Armed with this, you should be able to go and write Ruby C extensions to your hearts content. As for my Sieve experiment, here's the pure-Ruby implementation of the sieve:

# usage:
#   >> sieve 100
#   => [2, 3, 5, 7, 11, 13, 17, 19, 23, 29, 31, 37, 41, 43, 47, 53, 59, 61, 67, 71, 73, 79, 83, 89, 97]
def sieve(n)
  numbers = (0..n).map {|i| i }
  numbers[0] = numbers[1] = nil
  numbers.each do |num|
    next unless num
    break if num**2 > n
    (num**2).step(n, num) {|idx| numbers[idx] = nil }
  end
  numbers.compact
end

My benchmarks were running the sieve on numbers from zero to one million in steps of 100,000. No memoization is used for either form.

On Ruby 1.8.7, here are the results from my benchmark:

                   user     system      total        real
sieve method   4.460000   0.060000   4.520000 (  4.522069)
Numeric#sieve  0.040000   0.000000   0.040000 (  0.046349)
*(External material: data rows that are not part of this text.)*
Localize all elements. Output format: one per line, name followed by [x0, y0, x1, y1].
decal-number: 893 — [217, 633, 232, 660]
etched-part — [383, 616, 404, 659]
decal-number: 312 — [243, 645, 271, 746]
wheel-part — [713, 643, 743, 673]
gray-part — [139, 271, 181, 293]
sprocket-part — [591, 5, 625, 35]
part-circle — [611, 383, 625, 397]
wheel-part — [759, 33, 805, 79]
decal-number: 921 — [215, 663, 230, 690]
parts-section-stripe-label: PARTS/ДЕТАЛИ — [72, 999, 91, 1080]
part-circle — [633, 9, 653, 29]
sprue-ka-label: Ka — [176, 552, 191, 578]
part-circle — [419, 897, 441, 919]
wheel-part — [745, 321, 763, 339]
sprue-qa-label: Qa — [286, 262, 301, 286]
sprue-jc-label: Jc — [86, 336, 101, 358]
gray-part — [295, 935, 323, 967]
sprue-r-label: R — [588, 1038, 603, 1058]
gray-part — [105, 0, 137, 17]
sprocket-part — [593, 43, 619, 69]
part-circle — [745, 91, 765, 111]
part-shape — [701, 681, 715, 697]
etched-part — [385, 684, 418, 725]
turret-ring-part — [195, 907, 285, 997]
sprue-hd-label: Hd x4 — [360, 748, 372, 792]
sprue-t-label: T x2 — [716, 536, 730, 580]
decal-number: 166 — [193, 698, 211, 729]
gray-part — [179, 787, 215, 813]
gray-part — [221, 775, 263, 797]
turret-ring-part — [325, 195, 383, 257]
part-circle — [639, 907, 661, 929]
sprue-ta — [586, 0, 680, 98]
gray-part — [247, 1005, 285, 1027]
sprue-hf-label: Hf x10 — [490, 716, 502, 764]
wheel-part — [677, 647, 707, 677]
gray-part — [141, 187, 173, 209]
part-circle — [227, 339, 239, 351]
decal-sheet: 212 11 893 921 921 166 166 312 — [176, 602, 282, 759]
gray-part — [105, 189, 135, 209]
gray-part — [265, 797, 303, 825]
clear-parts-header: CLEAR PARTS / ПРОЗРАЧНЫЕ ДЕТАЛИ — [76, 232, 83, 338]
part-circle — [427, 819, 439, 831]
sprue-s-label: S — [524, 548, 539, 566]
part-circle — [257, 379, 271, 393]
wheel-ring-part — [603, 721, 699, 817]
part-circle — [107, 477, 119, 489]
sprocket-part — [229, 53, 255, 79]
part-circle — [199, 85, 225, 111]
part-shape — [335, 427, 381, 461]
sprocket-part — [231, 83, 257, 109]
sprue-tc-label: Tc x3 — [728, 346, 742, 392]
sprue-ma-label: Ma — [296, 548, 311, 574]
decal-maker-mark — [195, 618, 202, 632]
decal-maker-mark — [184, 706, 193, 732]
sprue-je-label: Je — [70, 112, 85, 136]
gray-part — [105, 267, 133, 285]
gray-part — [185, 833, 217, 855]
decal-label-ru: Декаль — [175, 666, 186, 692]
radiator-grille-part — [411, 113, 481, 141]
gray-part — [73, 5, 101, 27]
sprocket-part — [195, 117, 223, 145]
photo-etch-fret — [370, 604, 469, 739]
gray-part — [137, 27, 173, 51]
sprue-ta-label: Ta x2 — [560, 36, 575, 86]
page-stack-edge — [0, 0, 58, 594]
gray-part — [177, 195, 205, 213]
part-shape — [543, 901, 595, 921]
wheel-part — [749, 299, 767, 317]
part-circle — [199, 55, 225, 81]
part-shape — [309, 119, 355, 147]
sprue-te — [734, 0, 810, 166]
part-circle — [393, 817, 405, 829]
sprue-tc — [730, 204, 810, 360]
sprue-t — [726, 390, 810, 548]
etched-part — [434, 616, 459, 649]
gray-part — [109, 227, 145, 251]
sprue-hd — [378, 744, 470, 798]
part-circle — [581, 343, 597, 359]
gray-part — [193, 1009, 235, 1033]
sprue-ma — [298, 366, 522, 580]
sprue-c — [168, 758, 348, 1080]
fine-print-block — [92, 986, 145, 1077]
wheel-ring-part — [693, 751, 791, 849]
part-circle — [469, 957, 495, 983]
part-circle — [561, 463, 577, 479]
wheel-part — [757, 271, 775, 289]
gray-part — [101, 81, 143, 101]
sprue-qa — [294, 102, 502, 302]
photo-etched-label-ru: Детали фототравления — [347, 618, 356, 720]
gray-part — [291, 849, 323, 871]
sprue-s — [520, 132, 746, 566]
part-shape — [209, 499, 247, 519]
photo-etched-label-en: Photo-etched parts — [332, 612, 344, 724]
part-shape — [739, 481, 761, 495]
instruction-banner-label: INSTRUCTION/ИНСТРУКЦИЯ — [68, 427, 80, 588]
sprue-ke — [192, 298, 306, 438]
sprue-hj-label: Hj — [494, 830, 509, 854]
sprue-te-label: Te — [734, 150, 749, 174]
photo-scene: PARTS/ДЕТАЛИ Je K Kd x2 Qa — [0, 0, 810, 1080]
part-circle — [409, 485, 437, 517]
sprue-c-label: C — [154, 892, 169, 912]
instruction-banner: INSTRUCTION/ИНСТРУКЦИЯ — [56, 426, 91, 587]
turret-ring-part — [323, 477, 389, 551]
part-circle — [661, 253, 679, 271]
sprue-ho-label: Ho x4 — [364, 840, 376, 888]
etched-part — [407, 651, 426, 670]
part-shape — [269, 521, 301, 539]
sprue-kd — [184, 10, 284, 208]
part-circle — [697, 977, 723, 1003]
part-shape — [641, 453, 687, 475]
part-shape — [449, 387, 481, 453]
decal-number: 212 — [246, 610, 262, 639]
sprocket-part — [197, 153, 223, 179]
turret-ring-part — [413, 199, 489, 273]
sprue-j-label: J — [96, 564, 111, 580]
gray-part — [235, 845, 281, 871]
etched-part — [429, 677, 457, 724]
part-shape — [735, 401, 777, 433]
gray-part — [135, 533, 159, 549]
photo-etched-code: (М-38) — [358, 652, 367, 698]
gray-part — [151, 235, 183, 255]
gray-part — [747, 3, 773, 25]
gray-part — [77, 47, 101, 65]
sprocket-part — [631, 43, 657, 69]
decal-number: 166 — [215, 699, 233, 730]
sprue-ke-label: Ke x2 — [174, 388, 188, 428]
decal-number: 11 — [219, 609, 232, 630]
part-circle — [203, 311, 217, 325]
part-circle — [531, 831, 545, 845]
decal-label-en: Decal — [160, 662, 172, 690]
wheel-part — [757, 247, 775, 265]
Ruby 1.9.2 is significantly faster, but still doesn't hold a candle to the C extension:

                   user     system      total        real
sieve method   2.410000   0.060000   2.470000 (  2.468430)
Numeric#sieve  0.050000   0.000000   0.050000 (  0.049053)

What I Learned

Writing C is both fun and can enhance performance of number-crunching and other fun things. It has it's place and is a great addition to any Rubyist's toolbox. Have you written any C extensions purely for performance gains? If you're open to sharing the context, I'd love to hear about it!